The two gubernatorial candidates in Ohio have disagreed on almost every major issue affecting education.
Democrat Richard Celeste, a former Ohio lieutenant governor and Peace Corps director in the Carter Administration, has proposed a complete reorganization of the education bureaucracy--with the creation of a new cabinet-level department of education and the abolition of the independently elected Board of Education and Regents. He says the current system makes planning impossible and encourages unhealthy competition between the various interest groups in education.
Mr. Celeste, who has been endorsed by the Ohio Education Association, wants to create a separate education fund to finance the department's activities and a "human-development capital" trust fund to offer low-interest student loans by selling bonds.
The Republican candidate, U.S. Representative Clarence Brown, charges that by advocating centralizing the administration of the education bureaucracy, Mr. Celeste is trying to politicize what is properly a local concern. Mr. Brown says the biggest problem is not lack of organization but lack of money. He has pledged never to cut the state's contribution to education programs, something that has happened regularly in recent years under Gov. James Rhodes, who is retiring.
But localities, Mr. Brown says, must be encouraged to do their part as well. He says he will expand taxing authority so that localities do not have to depend solely on property taxes. Mr. Brown also has proposed abolishing an emergency loan fund for schools, which he says encourages districts to shed whatever burdens they can. His opponent says it would be irresponsible to abolish the loan fund.
Because of congressional redistricting, all 21 seats on the state board of education are also up for election. Normally, state board members serve staggered terms of six years. But Ohio bases its board districts on congressional districts, and there are two fewer congressional districts this time around, so everyone is up for election. The winners will draw straws to determine who will serve two-, four-, and six-year terms.
Missouri voters face a referendum on a 1-cent increase in the state sales tax, which would yield about $306 million--half for local property-tax relief and half for public schools. Nearly all the major education and parents' groups in the state have thrown their support behind the measure, which would add $153 million to the $733 million in state aid to education. Since it provides tax relief and comes on the heels of a cut of more than $50 million in state aid, teachers' groups believe the measure will be attractive to voters.

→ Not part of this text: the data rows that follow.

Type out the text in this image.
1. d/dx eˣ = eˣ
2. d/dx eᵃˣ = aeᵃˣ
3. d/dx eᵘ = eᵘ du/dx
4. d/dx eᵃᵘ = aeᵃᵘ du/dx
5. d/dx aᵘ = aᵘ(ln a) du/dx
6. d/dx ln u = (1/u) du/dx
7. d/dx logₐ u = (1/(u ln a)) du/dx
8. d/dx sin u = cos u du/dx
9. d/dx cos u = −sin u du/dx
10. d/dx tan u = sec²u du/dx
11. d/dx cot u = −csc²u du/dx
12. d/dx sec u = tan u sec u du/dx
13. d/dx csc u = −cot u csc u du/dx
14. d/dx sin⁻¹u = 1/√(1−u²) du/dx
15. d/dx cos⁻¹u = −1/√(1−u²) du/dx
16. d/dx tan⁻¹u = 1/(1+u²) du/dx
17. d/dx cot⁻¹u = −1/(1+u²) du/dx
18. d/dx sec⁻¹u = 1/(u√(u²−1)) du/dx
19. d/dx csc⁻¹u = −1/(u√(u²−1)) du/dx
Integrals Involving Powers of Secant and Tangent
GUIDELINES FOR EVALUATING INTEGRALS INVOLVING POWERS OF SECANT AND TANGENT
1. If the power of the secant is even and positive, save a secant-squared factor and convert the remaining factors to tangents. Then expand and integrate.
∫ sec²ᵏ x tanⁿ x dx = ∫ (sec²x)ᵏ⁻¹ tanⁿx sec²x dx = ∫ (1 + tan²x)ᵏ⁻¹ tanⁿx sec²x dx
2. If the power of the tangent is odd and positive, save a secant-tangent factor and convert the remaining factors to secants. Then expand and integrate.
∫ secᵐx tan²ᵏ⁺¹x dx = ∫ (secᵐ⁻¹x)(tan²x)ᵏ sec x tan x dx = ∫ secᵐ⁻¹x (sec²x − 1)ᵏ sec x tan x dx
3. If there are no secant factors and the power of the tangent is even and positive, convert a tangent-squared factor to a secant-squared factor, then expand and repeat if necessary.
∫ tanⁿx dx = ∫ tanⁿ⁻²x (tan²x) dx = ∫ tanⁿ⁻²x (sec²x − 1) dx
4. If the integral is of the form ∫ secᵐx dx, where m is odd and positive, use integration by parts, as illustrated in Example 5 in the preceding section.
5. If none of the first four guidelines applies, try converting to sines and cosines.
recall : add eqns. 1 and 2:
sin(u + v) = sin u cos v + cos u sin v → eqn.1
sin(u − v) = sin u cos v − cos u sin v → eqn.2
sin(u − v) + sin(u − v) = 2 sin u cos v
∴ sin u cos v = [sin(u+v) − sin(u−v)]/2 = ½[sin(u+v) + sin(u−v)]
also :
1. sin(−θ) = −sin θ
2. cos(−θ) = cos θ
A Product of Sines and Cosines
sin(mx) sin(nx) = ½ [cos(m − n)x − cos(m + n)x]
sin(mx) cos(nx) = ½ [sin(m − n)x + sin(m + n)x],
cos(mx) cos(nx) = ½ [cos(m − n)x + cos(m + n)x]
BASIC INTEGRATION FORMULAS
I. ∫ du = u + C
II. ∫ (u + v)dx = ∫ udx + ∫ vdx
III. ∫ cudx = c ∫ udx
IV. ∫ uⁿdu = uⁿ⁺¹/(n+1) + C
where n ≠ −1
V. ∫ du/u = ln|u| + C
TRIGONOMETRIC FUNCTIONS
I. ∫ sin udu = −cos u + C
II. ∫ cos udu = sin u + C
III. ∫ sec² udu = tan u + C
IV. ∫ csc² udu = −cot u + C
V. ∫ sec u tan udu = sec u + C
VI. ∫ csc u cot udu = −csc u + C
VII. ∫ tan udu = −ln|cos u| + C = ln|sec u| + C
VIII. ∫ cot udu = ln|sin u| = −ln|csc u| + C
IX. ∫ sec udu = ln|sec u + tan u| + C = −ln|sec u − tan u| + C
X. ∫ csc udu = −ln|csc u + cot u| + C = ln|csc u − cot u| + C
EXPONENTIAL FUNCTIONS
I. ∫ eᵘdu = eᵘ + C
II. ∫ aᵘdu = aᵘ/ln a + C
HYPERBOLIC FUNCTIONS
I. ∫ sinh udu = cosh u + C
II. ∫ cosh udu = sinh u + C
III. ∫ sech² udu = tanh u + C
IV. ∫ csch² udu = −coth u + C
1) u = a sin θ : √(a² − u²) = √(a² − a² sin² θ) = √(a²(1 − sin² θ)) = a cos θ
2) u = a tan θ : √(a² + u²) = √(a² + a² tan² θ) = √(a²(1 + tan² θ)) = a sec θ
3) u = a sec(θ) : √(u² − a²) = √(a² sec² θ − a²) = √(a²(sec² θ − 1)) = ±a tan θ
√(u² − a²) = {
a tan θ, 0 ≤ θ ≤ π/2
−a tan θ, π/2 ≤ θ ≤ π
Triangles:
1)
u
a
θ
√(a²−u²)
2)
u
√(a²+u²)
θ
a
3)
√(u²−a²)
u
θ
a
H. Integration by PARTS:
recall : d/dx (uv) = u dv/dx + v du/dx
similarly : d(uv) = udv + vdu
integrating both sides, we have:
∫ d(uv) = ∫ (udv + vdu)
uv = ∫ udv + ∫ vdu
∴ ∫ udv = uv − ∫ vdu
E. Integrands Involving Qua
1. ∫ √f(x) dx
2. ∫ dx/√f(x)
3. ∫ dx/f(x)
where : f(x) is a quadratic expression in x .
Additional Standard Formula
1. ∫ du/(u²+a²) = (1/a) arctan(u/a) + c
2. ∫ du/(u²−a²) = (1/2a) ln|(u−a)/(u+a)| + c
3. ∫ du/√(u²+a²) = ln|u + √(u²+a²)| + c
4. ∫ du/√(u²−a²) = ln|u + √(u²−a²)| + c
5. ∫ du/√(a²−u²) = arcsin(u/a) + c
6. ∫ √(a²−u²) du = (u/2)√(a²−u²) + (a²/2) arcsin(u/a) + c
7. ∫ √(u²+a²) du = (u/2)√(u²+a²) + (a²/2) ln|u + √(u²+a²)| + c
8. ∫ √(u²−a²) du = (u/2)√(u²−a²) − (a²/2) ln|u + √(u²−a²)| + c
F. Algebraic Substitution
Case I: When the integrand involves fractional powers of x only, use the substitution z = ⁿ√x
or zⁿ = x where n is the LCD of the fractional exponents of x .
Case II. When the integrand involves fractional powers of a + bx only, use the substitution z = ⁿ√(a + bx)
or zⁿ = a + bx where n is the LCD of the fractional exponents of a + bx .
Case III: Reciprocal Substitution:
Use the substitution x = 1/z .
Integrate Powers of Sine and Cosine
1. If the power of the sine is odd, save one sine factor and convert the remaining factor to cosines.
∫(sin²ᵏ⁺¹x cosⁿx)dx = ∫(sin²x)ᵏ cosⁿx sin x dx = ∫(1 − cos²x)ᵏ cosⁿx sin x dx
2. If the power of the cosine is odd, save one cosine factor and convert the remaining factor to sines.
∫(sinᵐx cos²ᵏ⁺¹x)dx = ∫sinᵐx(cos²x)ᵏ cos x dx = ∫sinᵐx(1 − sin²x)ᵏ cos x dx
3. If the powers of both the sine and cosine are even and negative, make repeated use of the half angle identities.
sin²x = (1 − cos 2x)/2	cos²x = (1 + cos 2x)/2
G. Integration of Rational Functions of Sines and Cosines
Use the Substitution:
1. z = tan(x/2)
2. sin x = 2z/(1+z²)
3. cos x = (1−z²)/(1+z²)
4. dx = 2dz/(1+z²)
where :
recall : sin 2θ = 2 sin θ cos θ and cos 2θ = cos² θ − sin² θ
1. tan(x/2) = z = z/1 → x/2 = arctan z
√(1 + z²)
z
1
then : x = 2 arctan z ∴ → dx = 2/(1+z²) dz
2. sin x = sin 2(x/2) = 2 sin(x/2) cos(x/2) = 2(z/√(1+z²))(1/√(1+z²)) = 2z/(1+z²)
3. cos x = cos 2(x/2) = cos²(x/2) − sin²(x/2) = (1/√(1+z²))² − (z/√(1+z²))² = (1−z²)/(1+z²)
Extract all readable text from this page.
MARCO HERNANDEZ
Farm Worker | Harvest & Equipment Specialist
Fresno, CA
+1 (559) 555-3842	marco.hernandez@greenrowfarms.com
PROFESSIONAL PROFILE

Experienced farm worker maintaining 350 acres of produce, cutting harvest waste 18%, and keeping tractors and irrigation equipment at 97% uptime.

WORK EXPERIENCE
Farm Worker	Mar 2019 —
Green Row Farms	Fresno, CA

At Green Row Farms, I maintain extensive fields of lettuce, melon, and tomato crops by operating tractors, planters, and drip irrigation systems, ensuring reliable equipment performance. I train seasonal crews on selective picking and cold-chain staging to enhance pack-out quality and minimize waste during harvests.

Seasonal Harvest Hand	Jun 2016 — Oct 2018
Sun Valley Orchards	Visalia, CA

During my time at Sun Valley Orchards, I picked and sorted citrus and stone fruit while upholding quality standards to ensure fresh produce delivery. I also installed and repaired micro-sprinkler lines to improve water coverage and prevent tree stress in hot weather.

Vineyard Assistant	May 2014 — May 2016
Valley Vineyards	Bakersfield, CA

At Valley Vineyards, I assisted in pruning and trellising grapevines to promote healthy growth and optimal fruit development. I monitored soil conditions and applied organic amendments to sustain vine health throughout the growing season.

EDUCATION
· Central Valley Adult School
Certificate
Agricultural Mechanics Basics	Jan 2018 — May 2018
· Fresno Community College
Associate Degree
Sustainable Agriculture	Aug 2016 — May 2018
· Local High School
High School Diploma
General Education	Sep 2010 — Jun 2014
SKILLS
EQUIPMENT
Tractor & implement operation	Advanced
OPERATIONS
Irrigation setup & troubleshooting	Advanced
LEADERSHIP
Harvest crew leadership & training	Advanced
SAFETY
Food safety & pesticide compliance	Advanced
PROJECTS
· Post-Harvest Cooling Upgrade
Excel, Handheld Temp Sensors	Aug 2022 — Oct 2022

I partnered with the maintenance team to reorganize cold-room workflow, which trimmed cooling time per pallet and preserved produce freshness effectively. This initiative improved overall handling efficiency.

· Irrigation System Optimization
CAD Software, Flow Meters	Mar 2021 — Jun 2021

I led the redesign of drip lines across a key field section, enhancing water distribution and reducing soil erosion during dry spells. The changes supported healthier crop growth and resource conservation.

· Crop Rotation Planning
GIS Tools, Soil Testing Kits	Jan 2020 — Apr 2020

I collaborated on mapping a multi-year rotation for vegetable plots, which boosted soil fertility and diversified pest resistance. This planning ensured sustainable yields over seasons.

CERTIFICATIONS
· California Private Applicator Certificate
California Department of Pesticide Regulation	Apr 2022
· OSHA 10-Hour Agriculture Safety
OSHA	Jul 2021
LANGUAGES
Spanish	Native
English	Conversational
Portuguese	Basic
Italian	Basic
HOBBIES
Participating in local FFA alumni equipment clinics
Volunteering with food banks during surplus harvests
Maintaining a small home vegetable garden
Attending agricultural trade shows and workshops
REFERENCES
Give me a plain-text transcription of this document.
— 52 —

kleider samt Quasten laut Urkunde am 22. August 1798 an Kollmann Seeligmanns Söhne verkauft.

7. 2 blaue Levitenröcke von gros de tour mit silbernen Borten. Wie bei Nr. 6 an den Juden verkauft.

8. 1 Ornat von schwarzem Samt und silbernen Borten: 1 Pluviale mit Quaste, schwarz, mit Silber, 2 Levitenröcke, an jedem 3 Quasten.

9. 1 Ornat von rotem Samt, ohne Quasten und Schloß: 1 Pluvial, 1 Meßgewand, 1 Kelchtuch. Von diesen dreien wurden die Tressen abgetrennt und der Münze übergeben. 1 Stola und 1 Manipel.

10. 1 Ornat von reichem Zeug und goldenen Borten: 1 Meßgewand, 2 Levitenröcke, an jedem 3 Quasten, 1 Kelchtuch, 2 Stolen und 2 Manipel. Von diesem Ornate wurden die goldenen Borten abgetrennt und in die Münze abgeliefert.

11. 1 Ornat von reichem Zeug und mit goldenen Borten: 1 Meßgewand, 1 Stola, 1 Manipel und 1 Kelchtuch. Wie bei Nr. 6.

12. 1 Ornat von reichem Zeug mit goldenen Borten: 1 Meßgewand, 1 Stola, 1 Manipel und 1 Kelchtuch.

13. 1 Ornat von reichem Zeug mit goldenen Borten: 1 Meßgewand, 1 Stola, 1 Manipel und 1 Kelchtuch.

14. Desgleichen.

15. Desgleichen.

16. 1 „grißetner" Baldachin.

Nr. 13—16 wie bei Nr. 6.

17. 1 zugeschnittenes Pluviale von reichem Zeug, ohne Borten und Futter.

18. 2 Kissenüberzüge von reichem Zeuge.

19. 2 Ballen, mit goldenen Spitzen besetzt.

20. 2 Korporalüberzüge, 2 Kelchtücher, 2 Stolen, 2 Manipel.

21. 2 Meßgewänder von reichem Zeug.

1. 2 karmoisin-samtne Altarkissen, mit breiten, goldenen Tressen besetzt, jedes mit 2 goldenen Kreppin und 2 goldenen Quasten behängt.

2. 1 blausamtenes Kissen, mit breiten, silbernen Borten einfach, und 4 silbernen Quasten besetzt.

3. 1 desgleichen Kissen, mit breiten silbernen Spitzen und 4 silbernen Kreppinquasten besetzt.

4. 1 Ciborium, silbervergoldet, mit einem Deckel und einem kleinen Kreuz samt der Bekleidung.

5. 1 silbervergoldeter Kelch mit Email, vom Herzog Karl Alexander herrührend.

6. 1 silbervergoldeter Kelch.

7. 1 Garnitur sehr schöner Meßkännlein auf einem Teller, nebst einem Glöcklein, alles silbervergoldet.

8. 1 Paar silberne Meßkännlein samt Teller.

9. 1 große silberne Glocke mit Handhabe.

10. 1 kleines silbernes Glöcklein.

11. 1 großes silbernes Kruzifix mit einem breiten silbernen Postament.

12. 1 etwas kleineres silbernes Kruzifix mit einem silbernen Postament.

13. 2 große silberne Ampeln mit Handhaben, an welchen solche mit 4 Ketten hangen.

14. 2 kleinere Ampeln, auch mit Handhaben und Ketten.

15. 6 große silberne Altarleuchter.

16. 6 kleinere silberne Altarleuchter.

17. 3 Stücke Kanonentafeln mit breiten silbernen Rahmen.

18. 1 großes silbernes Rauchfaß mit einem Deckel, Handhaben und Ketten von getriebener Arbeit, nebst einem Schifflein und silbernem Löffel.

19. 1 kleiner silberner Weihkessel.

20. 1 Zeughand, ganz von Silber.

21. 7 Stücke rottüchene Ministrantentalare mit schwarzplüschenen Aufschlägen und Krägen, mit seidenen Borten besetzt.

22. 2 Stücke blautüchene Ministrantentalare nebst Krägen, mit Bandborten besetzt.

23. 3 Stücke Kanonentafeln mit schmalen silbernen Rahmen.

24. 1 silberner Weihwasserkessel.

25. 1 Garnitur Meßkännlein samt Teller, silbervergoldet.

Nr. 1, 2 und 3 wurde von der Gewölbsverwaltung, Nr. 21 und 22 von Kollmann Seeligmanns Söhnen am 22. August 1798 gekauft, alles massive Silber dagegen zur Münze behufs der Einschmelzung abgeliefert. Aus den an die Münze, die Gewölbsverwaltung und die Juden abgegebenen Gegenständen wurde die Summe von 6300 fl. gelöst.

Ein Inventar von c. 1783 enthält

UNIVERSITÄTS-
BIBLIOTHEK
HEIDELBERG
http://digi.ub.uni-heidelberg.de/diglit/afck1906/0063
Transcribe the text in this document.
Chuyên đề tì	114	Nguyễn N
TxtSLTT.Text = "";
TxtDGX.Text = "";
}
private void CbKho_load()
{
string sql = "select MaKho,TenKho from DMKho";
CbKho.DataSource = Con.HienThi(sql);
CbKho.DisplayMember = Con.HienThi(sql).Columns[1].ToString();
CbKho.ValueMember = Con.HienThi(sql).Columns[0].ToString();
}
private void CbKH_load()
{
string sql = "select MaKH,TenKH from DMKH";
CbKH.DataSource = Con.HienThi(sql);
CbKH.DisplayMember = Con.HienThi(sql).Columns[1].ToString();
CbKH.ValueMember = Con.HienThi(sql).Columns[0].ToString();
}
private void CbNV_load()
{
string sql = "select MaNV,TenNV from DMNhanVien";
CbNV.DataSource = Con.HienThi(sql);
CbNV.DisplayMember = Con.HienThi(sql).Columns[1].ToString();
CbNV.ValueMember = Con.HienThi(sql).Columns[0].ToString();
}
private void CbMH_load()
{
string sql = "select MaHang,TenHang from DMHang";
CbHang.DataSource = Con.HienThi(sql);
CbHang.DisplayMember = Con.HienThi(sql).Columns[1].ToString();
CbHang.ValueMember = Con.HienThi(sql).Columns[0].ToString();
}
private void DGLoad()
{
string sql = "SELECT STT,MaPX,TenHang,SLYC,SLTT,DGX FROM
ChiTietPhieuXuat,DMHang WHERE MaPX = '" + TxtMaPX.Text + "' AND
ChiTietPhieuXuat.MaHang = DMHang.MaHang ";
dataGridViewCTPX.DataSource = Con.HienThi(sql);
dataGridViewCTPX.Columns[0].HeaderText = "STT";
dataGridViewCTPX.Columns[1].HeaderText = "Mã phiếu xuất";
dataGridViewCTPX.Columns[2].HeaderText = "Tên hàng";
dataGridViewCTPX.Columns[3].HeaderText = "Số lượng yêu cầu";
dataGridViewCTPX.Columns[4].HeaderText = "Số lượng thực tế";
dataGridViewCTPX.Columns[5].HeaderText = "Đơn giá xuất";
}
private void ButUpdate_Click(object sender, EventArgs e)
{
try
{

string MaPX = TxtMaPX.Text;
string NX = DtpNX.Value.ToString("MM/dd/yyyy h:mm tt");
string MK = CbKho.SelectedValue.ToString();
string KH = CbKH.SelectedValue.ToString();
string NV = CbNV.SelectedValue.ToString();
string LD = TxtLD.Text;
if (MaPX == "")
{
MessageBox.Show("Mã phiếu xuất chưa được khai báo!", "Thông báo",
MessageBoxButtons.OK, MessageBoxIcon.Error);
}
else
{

In Minnesota, the major education-related issue in the governor's race is taxation. Last year, the legislature enacted a "temporary" surcharge on the state income tax and a 1-cent increase in the sales tax. The proceeds from the tax increases, which are supposed to expire next June, have kept a very difficult financial situation from becoming worse, according to state teachers' groups.
The Republican candidate, Wheelock Whitney, has promised to remove the tax increases on schedule. The Democrat, former Gov. Rudy Perpich, has not pledged to remove either tax increase.
Both candidates agree that Minnesota's schools need more money and more financial stability, but they disagree on how to achieve those goals. Mr. Perpich favors increasing state aid while holding to the current levy limits on local property taxes; the Republican, while not explicitly advocating removal of the levy limits, has been "more receptive to letting property taxes float," according to Gene Mammenga of the Minnesota Education Association.
Also on the ballot is a measure that would allow parimutuel betting. That proposal, Mr. Mammenga said, would probably raise revenue for the schools, but education groups are not campaigning actively for it.